Les règles applicables au choix des modalités de gestion des services publics à caractère économique, soit les services d’intérêt économique général du droit de l’Union, ont connu de nombreuses évolutions dans le droit italien ces dernières années. Par l’arrêt n° 762 du 11 février 2013, il est revenu au Conseil d’État d’écrire un nouvel épisode dans cette histoire.
Cet arrêt suit de quelques mois la décision par laquelle la Cour constitutionnelle[1] avait déclaré inconstitutionnelle et procédé à l’abrogation de la dernière réforme en date, qui prévoyait des restrictions à la possibilité pour les collectivités locales de faire application de l’exception in house, posée par la Cour de justice dans l’arrêt Teckal (CJCE, 18 novembre 1999, Teckal srl c .Comune di Viano, aff. C-107/98), qui leur permet de confier, sans publicité et mise en concurrence, la gestion d’un service public local à une entité sur laquelle elles exercent un contrôle analogue et qui exerce l’essentiel de son activité avec elles.
C’est la situation dans laquelle se trouvait la collectivité territoriale dans les faits de l’espèce, qui, dans cet arrêt, sont des plus classiques : une entreprise privée était intéressée par l’attribution d’une concession pour la gestion du service public de traitement des déchets et d’assainissement. L’établissement public de coopération intercommunal compétent décide de confier le service à une société à capitaux entièrement publics, en application de l’exception in house. L’entreprise potentiellement candidate conteste devant le juge administratif les actes par lesquels l’établissement de coopération a attribué la gestion du service à l’entité in house, en soutenant que l’attribution de la concession ne pouvait être faite en absence de toute mesure de publicité et mise en concurrence. En particulier, le potentiel candidat entendait se prévaloir des dispositions législatives qui avaient restreint la possibilité pour une collectivité de recourir à l’exception in house. Cet arrêt intervient donc utilement pour préciser les conclusions qui doivent être désormais tirées de l’abrogation de cette restriction, en reprenant des considérations que la Cour constitutionnelle avait déjà mises en avant dans sa décision du 20 juillet 2012.
Un bref rappel de l’évolution du cadre juridique s’impose.

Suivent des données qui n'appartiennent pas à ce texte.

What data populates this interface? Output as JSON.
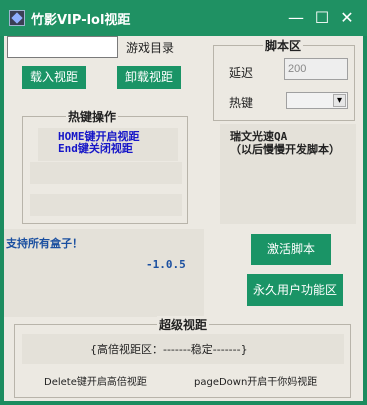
{
  "window": {
    "title": "竹影VIP-lol视距",
    "minimize_icon": "—",
    "maximize_icon": "☐",
    "close_icon": "✕"
  },
  "top": {
    "input_value": "",
    "game_dir_label": "游戏目录",
    "load_button": "载入视距",
    "unload_button": "卸载视距"
  },
  "hotkey_group": {
    "title": "热键操作",
    "line1": "HOME键开启视距",
    "line2": "End键关闭视距",
    "field1_value": "",
    "field2_value": ""
  },
  "script_group": {
    "title": "脚本区",
    "delay_label": "延迟",
    "delay_value": "200",
    "hotkey_label": "热键",
    "hotkey_value": "",
    "dropdown_icon": "▾"
  },
  "info": {
    "line1": "瑞文光速QA",
    "line2": "（以后慢慢开发脚本）"
  },
  "support": {
    "text": "支持所有盒子！",
    "version": "-1.0.5"
  },
  "buttons": {
    "activate": "激活脚本",
    "permanent": "永久用户功能区"
  },
  "super_group": {
    "title": "超级视距",
    "status": "{高倍视距区：-------稳定-------}",
    "delete_hint": "Delete键开启高倍视距",
    "pagedown_hint": "pageDown开启干你妈视距"
  },
  "colors": {
    "titlebar": "#1f9163",
    "button": "#1a9466",
    "body": "#ece9e2",
    "blue_text": "#1616c8",
    "support_text": "#1a4fa0"
  }
}
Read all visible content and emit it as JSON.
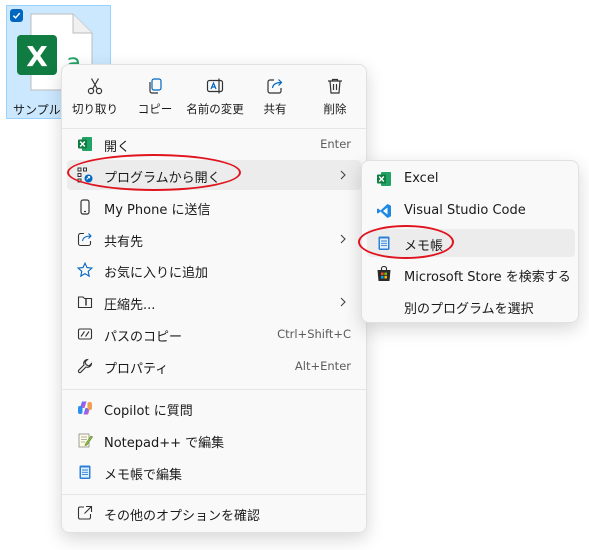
{
  "file": {
    "name": "サンプル.x",
    "icon": "excel-file-icon",
    "selected": true
  },
  "quick_actions": [
    {
      "label": "切り取り",
      "icon": "scissors-icon"
    },
    {
      "label": "コピー",
      "icon": "copy-icon"
    },
    {
      "label": "名前の変更",
      "icon": "rename-icon"
    },
    {
      "label": "共有",
      "icon": "share-icon"
    },
    {
      "label": "削除",
      "icon": "trash-icon"
    }
  ],
  "menu": {
    "items": [
      {
        "label": "開く",
        "accelerator": "Enter",
        "icon": "excel-icon"
      },
      {
        "label": "プログラムから開く",
        "icon": "open-with-icon",
        "submenu": true,
        "highlighted": true
      },
      {
        "label": "My Phone に送信",
        "icon": "phone-icon"
      },
      {
        "label": "共有先",
        "icon": "share-to-icon",
        "submenu": true
      },
      {
        "label": "お気に入りに追加",
        "icon": "star-icon"
      },
      {
        "label": "圧縮先...",
        "icon": "zip-folder-icon",
        "submenu": true
      },
      {
        "label": "パスのコピー",
        "accelerator": "Ctrl+Shift+C",
        "icon": "copy-path-icon"
      },
      {
        "label": "プロパティ",
        "accelerator": "Alt+Enter",
        "icon": "wrench-icon"
      },
      {
        "label": "Copilot に質問",
        "icon": "copilot-icon"
      },
      {
        "label": "Notepad++ で編集",
        "icon": "notepadpp-icon"
      },
      {
        "label": "メモ帳で編集",
        "icon": "notepad-icon"
      },
      {
        "label": "その他のオプションを確認",
        "icon": "more-options-icon"
      }
    ]
  },
  "submenu": {
    "items": [
      {
        "label": "Excel",
        "icon": "excel-icon"
      },
      {
        "label": "Visual Studio Code",
        "icon": "vscode-icon"
      },
      {
        "label": "メモ帳",
        "icon": "notepad-icon",
        "highlighted": true
      },
      {
        "label": "Microsoft Store を検索する",
        "icon": "store-icon"
      },
      {
        "label": "別のプログラムを選択",
        "icon": ""
      }
    ]
  },
  "annotation_color": "#e0141e",
  "excel_green": "#107c41",
  "accent": "#0067c0"
}
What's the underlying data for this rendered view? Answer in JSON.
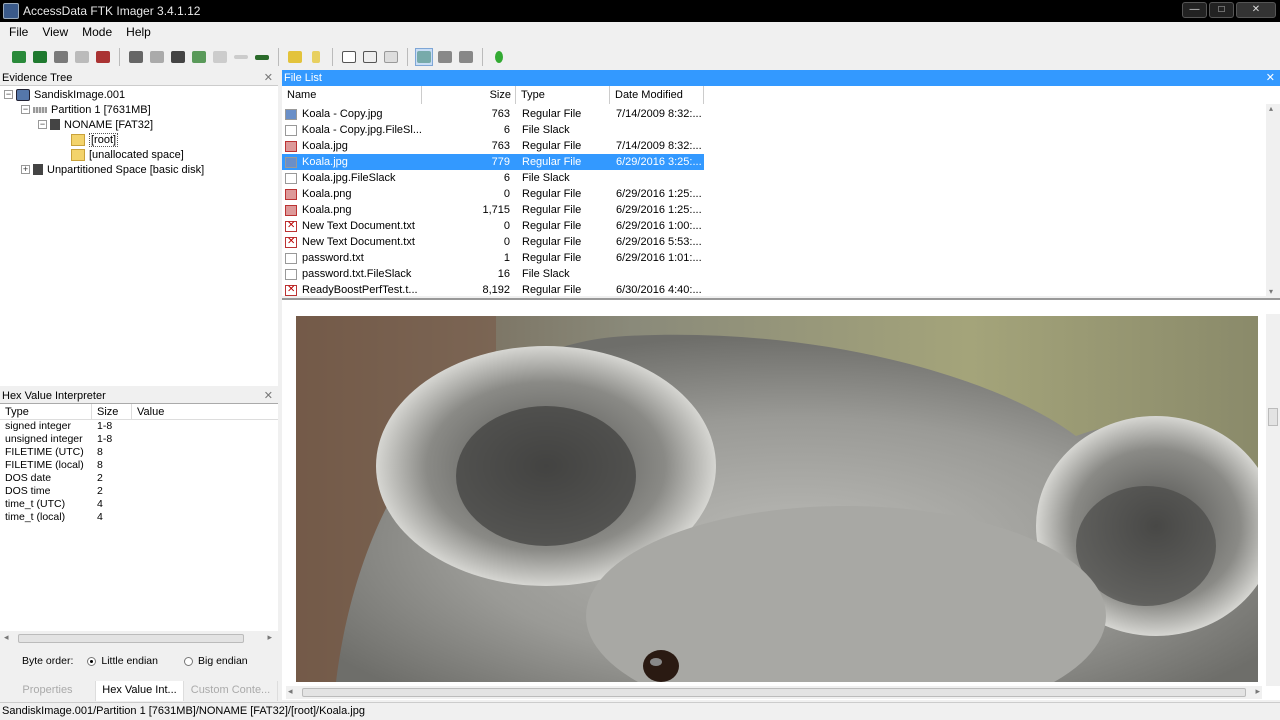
{
  "window": {
    "title": "AccessData FTK Imager 3.4.1.12",
    "buttons": [
      "—",
      "□",
      "✕"
    ]
  },
  "menu": [
    "File",
    "View",
    "Mode",
    "Help"
  ],
  "evidence_tree": {
    "title": "Evidence Tree",
    "nodes": [
      {
        "label": "SandiskImage.001",
        "expander": "−"
      },
      {
        "label": "Partition 1 [7631MB]",
        "expander": "−"
      },
      {
        "label": "NONAME [FAT32]",
        "expander": "−"
      },
      {
        "label": "[root]",
        "expander": ""
      },
      {
        "label": "[unallocated space]",
        "expander": ""
      },
      {
        "label": "Unpartitioned Space [basic disk]",
        "expander": "+"
      }
    ]
  },
  "hex_interpreter": {
    "title": "Hex Value Interpreter",
    "columns": [
      "Type",
      "Size",
      "Value"
    ],
    "rows": [
      {
        "type": "signed integer",
        "size": "1-8"
      },
      {
        "type": "unsigned integer",
        "size": "1-8"
      },
      {
        "type": "FILETIME (UTC)",
        "size": "8"
      },
      {
        "type": "FILETIME (local)",
        "size": "8"
      },
      {
        "type": "DOS date",
        "size": "2"
      },
      {
        "type": "DOS time",
        "size": "2"
      },
      {
        "type": "time_t (UTC)",
        "size": "4"
      },
      {
        "type": "time_t (local)",
        "size": "4"
      }
    ],
    "byte_order_label": "Byte order:",
    "little_endian": "Little endian",
    "big_endian": "Big endian"
  },
  "bottom_tabs": [
    "Properties",
    "Hex Value Int...",
    "Custom Conte..."
  ],
  "file_list": {
    "title": "File List",
    "columns": [
      "Name",
      "Size",
      "Type",
      "Date Modified"
    ],
    "rows": [
      {
        "name": "Koala - Copy.jpg",
        "size": "763",
        "type": "Regular File",
        "date": "7/14/2009 8:32:...",
        "icon": "pic"
      },
      {
        "name": "Koala - Copy.jpg.FileSl...",
        "size": "6",
        "type": "File Slack",
        "date": "",
        "icon": "blank"
      },
      {
        "name": "Koala.jpg",
        "size": "763",
        "type": "Regular File",
        "date": "7/14/2009 8:32:...",
        "icon": "delpic"
      },
      {
        "name": "Koala.jpg",
        "size": "779",
        "type": "Regular File",
        "date": "6/29/2016 3:25:...",
        "icon": "pic"
      },
      {
        "name": "Koala.jpg.FileSlack",
        "size": "6",
        "type": "File Slack",
        "date": "",
        "icon": "blank"
      },
      {
        "name": "Koala.png",
        "size": "0",
        "type": "Regular File",
        "date": "6/29/2016 1:25:...",
        "icon": "delpic"
      },
      {
        "name": "Koala.png",
        "size": "1,715",
        "type": "Regular File",
        "date": "6/29/2016 1:25:...",
        "icon": "delpic"
      },
      {
        "name": "New Text Document.txt",
        "size": "0",
        "type": "Regular File",
        "date": "6/29/2016 1:00:...",
        "icon": "del"
      },
      {
        "name": "New Text Document.txt",
        "size": "0",
        "type": "Regular File",
        "date": "6/29/2016 5:53:...",
        "icon": "del"
      },
      {
        "name": "password.txt",
        "size": "1",
        "type": "Regular File",
        "date": "6/29/2016 1:01:...",
        "icon": "blank"
      },
      {
        "name": "password.txt.FileSlack",
        "size": "16",
        "type": "File Slack",
        "date": "",
        "icon": "blank"
      },
      {
        "name": "ReadyBoostPerfTest.t...",
        "size": "8,192",
        "type": "Regular File",
        "date": "6/30/2016 4:40:...",
        "icon": "del"
      }
    ],
    "selected_index": 3
  },
  "status_path": "SandiskImage.001/Partition 1 [7631MB]/NONAME [FAT32]/[root]/Koala.jpg",
  "colors": {
    "selection": "#3399ff",
    "titlebar": "#000000",
    "panel_header_active": "#3399ff"
  }
}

Au cours des années ’90, le législateur italien a fait sienne la distinction du droit de l’Union entre services d’intérêt économique général et service d’intérêt général, en introduisant dans le droit interne les deux catégories, respectivement, des service publics à caractère économique et des services publics à caractère non économique. Un sort particulier a été réservé, dans les réformes qui se sont succédé ces quinze dernières années, aux services publics à caractère économique, dans la perspective d’une plus grande ouverture à la concurrence[2]. Pour atteindre ce but, le législateur italien est parti du postulat qu’il était nécessaire d’imposer la gestion de ces services par des sociétés de droit privé, en interdisant la gestion en régie personnalisée. Dans cette première phase, les collectivités locales donc ont essayé d’utiliser les critères in house pour éviter la mise en concurrence des services publics qu’ils géraient en régie.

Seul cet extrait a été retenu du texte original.